By: Jesse Cryderman
Competitive pressure in telecommunications has never been greater. Last year, the leading mobile network operators in the U.S. collectively lost more than $45 Billion in market value, and voice and messaging revenues— historically the bread and butter for mobile network operators— continues to decline around the world. In India, for example, Credit Suisse warns that operators could lose half of their revenues to over-the-top (OTT) service providers.
On the cable side, the story isn’t noticeably rosier. Fewer millennials are opting for pay-TV than their predecessors, and this trend seems to be increasing. OTT pressure has chipped away at traditional revenue streams for MSOs, driving the providers to pursue new revenue opportunities. In fact, these market developments have led Comcast to launch its own low-cost OTT video service in response.
As the competitive landscape evolves, service providers are looking into new strategies to monetize data traffic. MSOs and MNOs are investigating usage-based billing (Comcast) or speed-based pricing for mobile data (Swisscom). These companies are also pursuing the development of net new services. Emerging connectivity use cases in the Internet of Things (IoT) certainly warrant investigation, but the return on these future businesses opportunities is unclear at best.
As these new strategies gestate, communications services providers (CSPs) are scrambling to find ways to replace waning revenues in the consumer market. At the same time, they are zeroing in on another market segment that exhibits substantial opportunity: business customers.
“The cumulative revenue opportunity between 2014 and 2020 for mobile service providers in the United States and European Union for selling select mobility services to enterprises with between 100 and 4,999 employees will exceed $100 billion,” reported Exact Ventures in a recent market analysis. And that’s just mobility!
Telcos, who have typically served the enterprise-level customer, are pushing down to service SMBs, and MSOs are conversely pushing up to gain traction in the enterprise market. There is solid justification: business customers are increasing spending on both traditional services (mobile, VPN, broadband) as well as net new services like M2M and IoT.

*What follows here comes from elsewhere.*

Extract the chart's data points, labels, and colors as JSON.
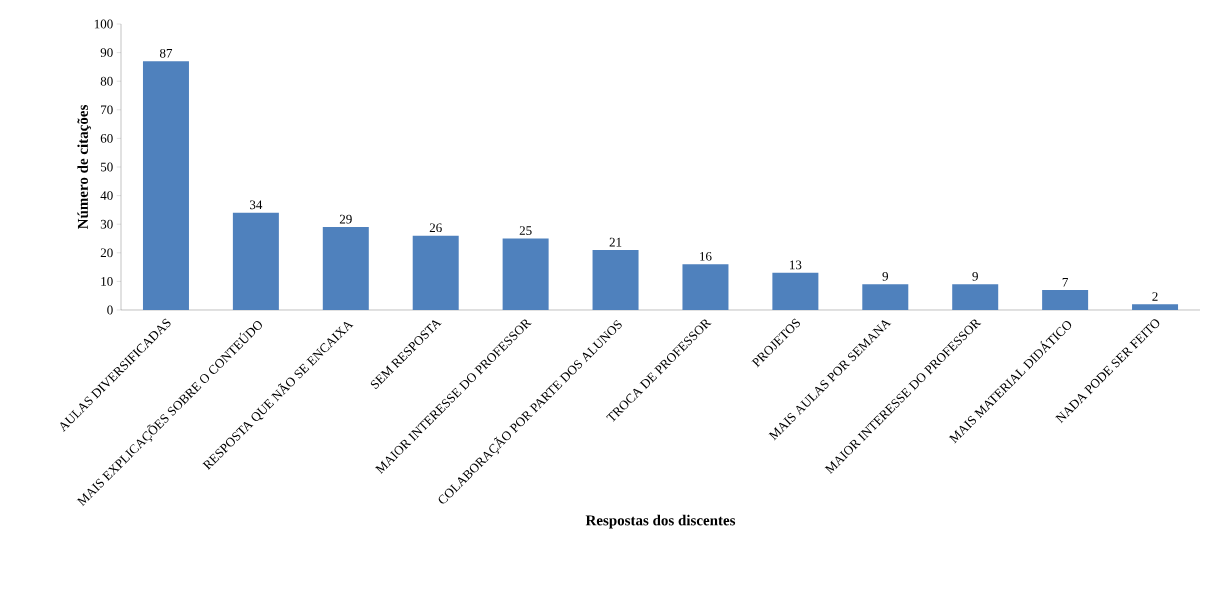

Why? The answer is simple. Businesses of all sizes are becoming more connected than ever to help enter new markets and engage with clients and stakeholders. Businesses are more connected to their customer to increase service levels, more connected to their supply chain to increase efficiencies, and more connected to their employees to increase productivity. Increased connectivity means greater responsiveness. Becoming the first company to reach market with a new service is a huge advantage— just ask Uber. The company was willing to navigate disruption in many new cities in order to build a critical mass of users and partner drivers, a strategy that has paid off. Nearly all of trends that characterize modern enterprise (hot desking, telecommuting, cloud computing, global workforce assistance, asset tracking) require next-gen systems and services that can rapidly be instantiated, adapt to changing needs, and sense and act on opportunity.
The enterprise market is ripe, to be sure, but there’s a catch: CSPs don’t have the level of agility to meet business customers’ needs, nor the speed. Typical telco development timelines are upwards of 12 months, which simply won’t cut it. In fact, just 14% of IT buyers surveyed in a recent study reported an excellent on-boarding experience, and indicated they would likely choose a different vendor for their next proposal.
“Enterprise customers have specific needs; they want to be sure that the communication is working 24 hours without any impact,” said Jens Fudickar, head of Enterprise IT BPM, Vodafone Germany, at a PegaWORLD event. “To support this we have changed our way of working to support this higher need of availability.”
Just as the business customers have changed, CSPs must transform their businesses to become agile and meet the needs of their highly-valuable B2B customers. The following are the 5 steps necessary to become an agile service provider and thrive in the B2B market.
The customer experience begins at the sales and ordering process and extends throughout the customer lifecycle. This is an area that CSPs desperately need to improve. This is especially true when considering the experience that “digital native” competitors, like Amazon, deliver. Business customers desire a smooth on-boarding experience, rapid service instantiation, engagement through multiple channels, and easy customization through self-service portals.